Afterwards I will configure the app by creating the Configure method. I will tell the App to use my CORS policy and add all the routes for my websocket project.

        public void Configure(IApplicationBuilder app, IHostingEnvironment env)
        {
            app.UseCors("CorsPolicy");

            app.UseSignalR(route =>
            {
                route.MapHub<ChatHub>("/chathub");
                route.MapHub<ProcessHub>("/processhub");
                route.MapHub<GraphHub>("/graphhub");
            });
        }

My 3 hubs are really simple and have very little logic in them. I have created one for each sample. To start off with, let’s look at ChatHub. Ths class only have on method. SendMessage(string user, string message). This method is called from the client with the following javascript:

    const connection = new signalR.HubConnectionBuilder()
        .withUrl("http://topswagcodesignalr.azurewebsites.net/chatHub")
        .build();

    document.getElementById("sendButton").addEventListener("click", event => {
        const user = document.getElementById("userInput").value;
        const message = document.getElementById("messageInput").value;    
        connection.invoke("SendMessage", user, message).catch(err => console.error(err)); // Here's the call to the server.
        event.preventDefault();
        document.getElementById("messageInput").value = "";
    });

This code first creates a connection using SignalR and then fetches the input fields and sends it to the websocket server with the connection.invoke(). The parameters of this method if invoke(“Method on server”, parameters on server). The server side code which receives this call looks like the following:

    public class ChatHub : Hub
    {
        public async Task SendMessage(string user, string message)
        {
            await Clients.All.SendAsync("ReceiveMessage", user, message);
        }
    }

The server takes the user and the message and broadcasts it out to all connected clients. Telling them to look for ReceiveMessage logic on the client. It looks like the following:

    connection.on("ReceiveMessage", (user, message) => { 
        const encodedMsg = user + " says: " + message;
        const li = document.createElement("li");
        li.textContent = encodedMsg;
        document.getElementById("messagesList").appendChild(li);
    });

Telling the client when connection receives “ReceiveMessage” with 2 parameters. Do the following. In this case just throw all chat in a LI tag and append it to the list.

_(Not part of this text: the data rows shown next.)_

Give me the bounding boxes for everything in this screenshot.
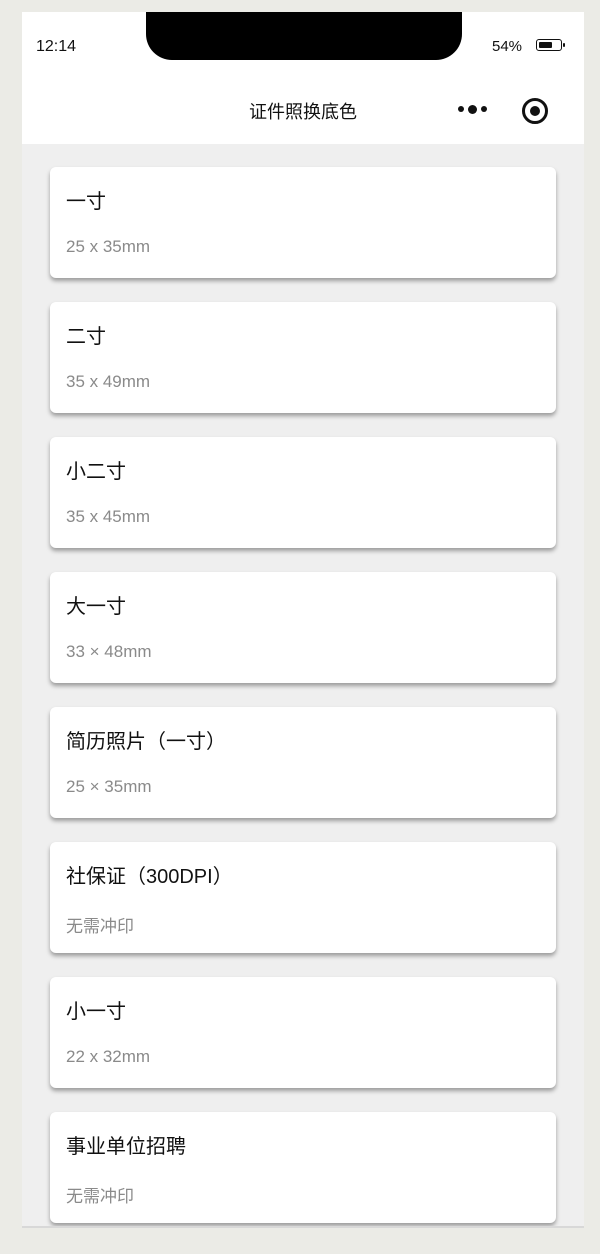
battery-icon	[536, 39, 566, 53]
list-item[interactable]: 小二寸 35 x 45mm	[50, 437, 556, 548]
page-title: 证件照换底色	[249, 102, 357, 122]
photo-size-list: 一寸 25 x 35mm 二寸 35 x 49mm 小二寸 35 x 45mm …	[50, 167, 556, 1228]
device-notch	[146, 12, 462, 60]
list-item[interactable]: 简历照片（一寸） 25 × 35mm	[50, 707, 556, 818]
list-item[interactable]: 事业单位招聘 无需冲印	[50, 1112, 556, 1223]
item-title: 小一寸	[66, 1001, 126, 1023]
item-title: 二寸	[66, 326, 106, 348]
item-title: 简历照片（一寸）	[66, 731, 226, 753]
item-subtitle: 无需冲印	[66, 1187, 134, 1206]
item-title: 一寸	[66, 191, 106, 213]
more-dots-icon[interactable]	[450, 94, 494, 124]
list-item[interactable]: 社保证（300DPI） 无需冲印	[50, 842, 556, 953]
list-item[interactable]: 大一寸 33 × 48mm	[50, 572, 556, 683]
item-title: 社保证（300DPI）	[66, 866, 233, 888]
item-subtitle: 35 x 45mm	[66, 507, 151, 526]
item-title: 小二寸	[66, 461, 126, 483]
item-subtitle: 25 × 35mm	[66, 777, 152, 796]
list-item[interactable]: 小一寸 22 x 32mm	[50, 977, 556, 1088]
item-title: 事业单位招聘	[66, 1136, 186, 1158]
battery-percent: 54%	[492, 38, 523, 55]
target-circle-icon[interactable]	[520, 96, 550, 126]
list-item[interactable]: 一寸 25 x 35mm	[50, 167, 556, 278]
phone-screen: 12:14 54% 证件照换底色 一寸 25 x 35mm 二寸 35 x 49…	[22, 12, 584, 1228]
bottom-edge	[22, 1226, 584, 1228]
item-title: 大一寸	[66, 596, 126, 618]
status-bar: 12:14 54%	[22, 12, 584, 76]
nav-bar: 证件照换底色	[22, 76, 584, 144]
item-subtitle: 22 x 32mm	[66, 1047, 151, 1066]
item-subtitle: 33 × 48mm	[66, 642, 152, 661]
list-item[interactable]: 二寸 35 x 49mm	[50, 302, 556, 413]
item-subtitle: 25 x 35mm	[66, 237, 151, 256]
status-time: 12:14	[36, 38, 77, 55]
item-subtitle: 无需冲印	[66, 917, 134, 936]
item-subtitle: 35 x 49mm	[66, 372, 151, 391]
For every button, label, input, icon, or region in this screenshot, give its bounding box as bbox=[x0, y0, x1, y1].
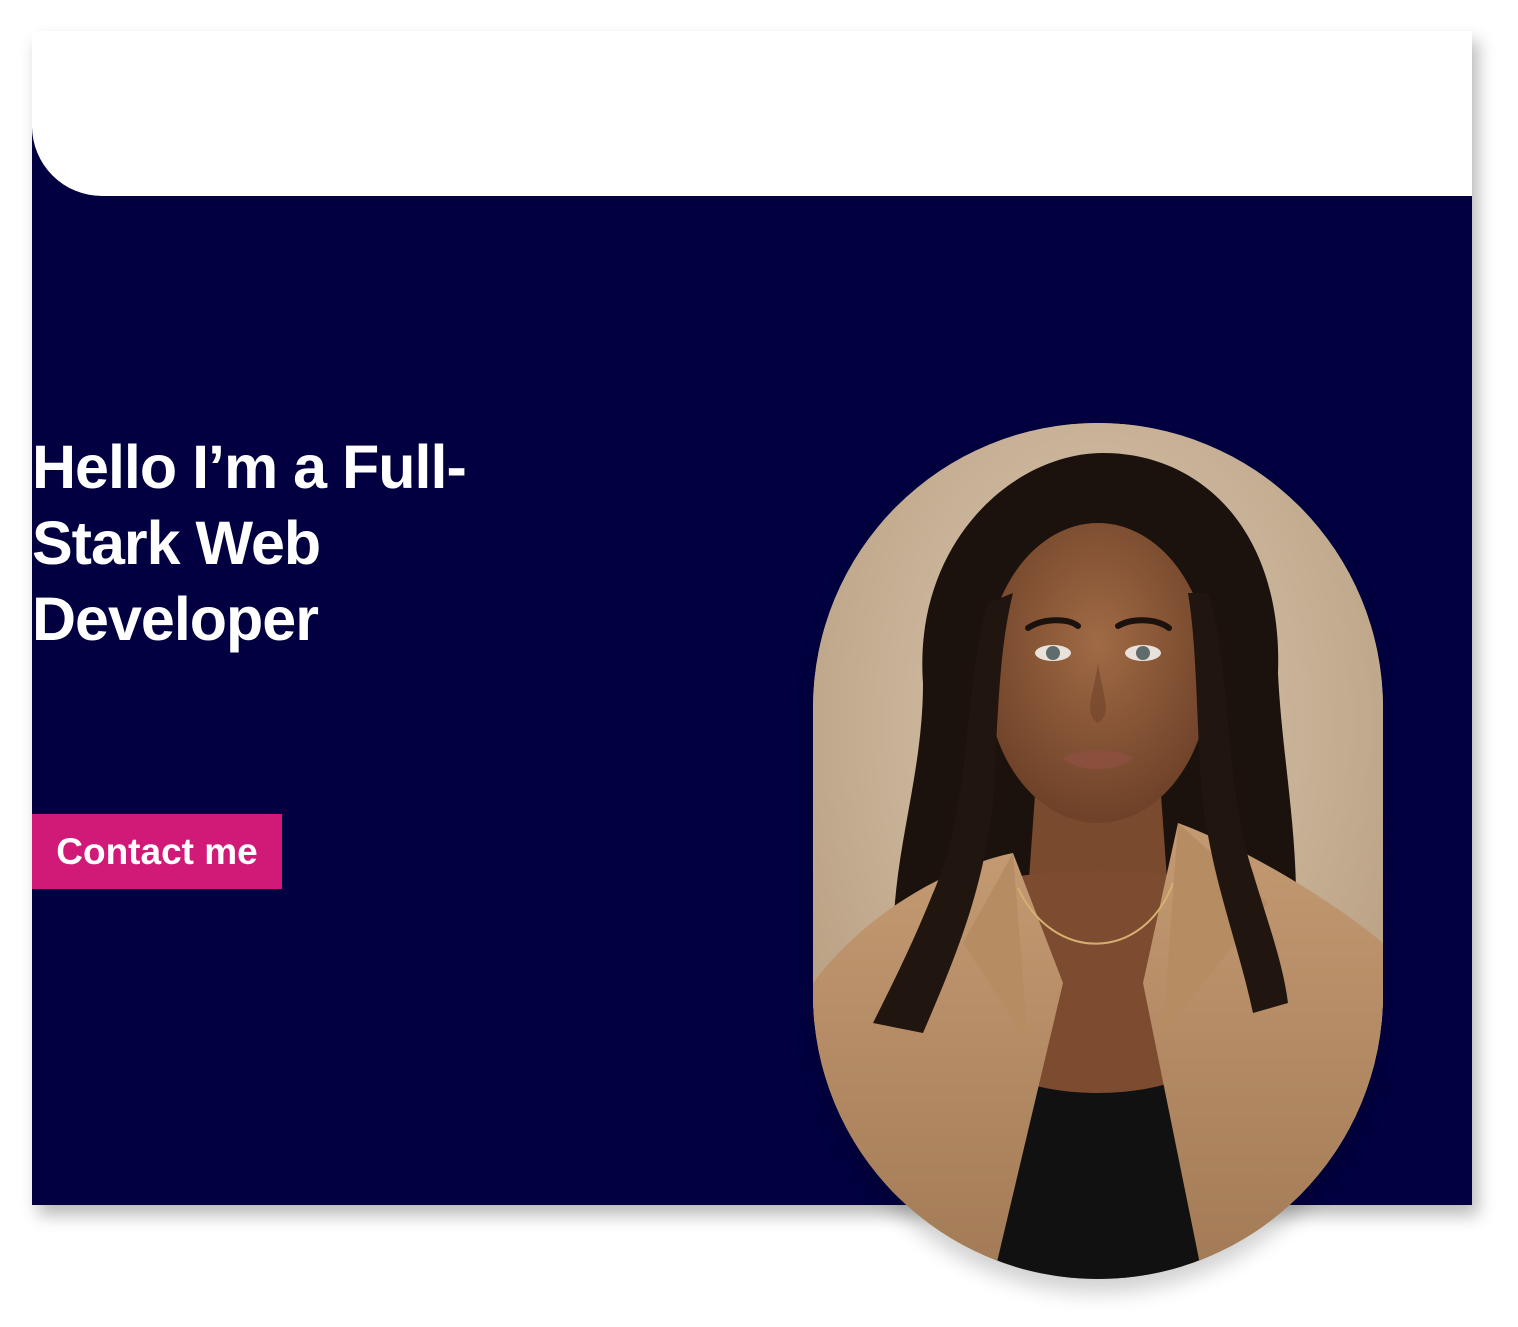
top-header-bar bbox=[32, 31, 1472, 196]
portrait-illustration bbox=[813, 423, 1383, 1279]
contact-me-button[interactable]: Contact me bbox=[32, 814, 282, 889]
hero-headline: Hello I’m a Full-Stark Web Developer bbox=[32, 433, 467, 653]
profile-photo bbox=[813, 423, 1383, 1279]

I won’t tell about processing example, since it looks a lot like Chat, just to a single user. Instead tell abit about admin / graph example. To start out I will show the code for the hub.

    public class GraphHub : Hub
    {
    }

So empty. It’s because choose not to have any logic in here to show how you could call your client’s outside the hub. So my GraphHub is only used to register the route and get users connected. But all messages sent to clients come from my TimedHostedService using dependcy injection. The constructor looks like the following:

    public TimedHostedService(ILogger<TimedHostedService> logger, IHubContext<GraphHub> graphHubContext, IAmazonSQS amazonSqs)

    // which allows for us to use it in the service like this:

    _graphHubContext.Clients.All.SendAsync("LogWork", "Some message to clients")

So IHubContext gets injected, so I can send messages to my clients. The TimedHostedService runs in the background every 500ms and fetches messages of a AWS Queue. Then it runs through all these messages and sends them to the clients listening on GraphHub. We could do all kind of cool stuff like summing up or getting averages of all messages before sending it to the clients. You can see all the code or download it on github.

Server side code can be found here.
And the client side code can be found here.

Hoped you liked the blog post and got some nice ideas to improve your projects with WebSockets.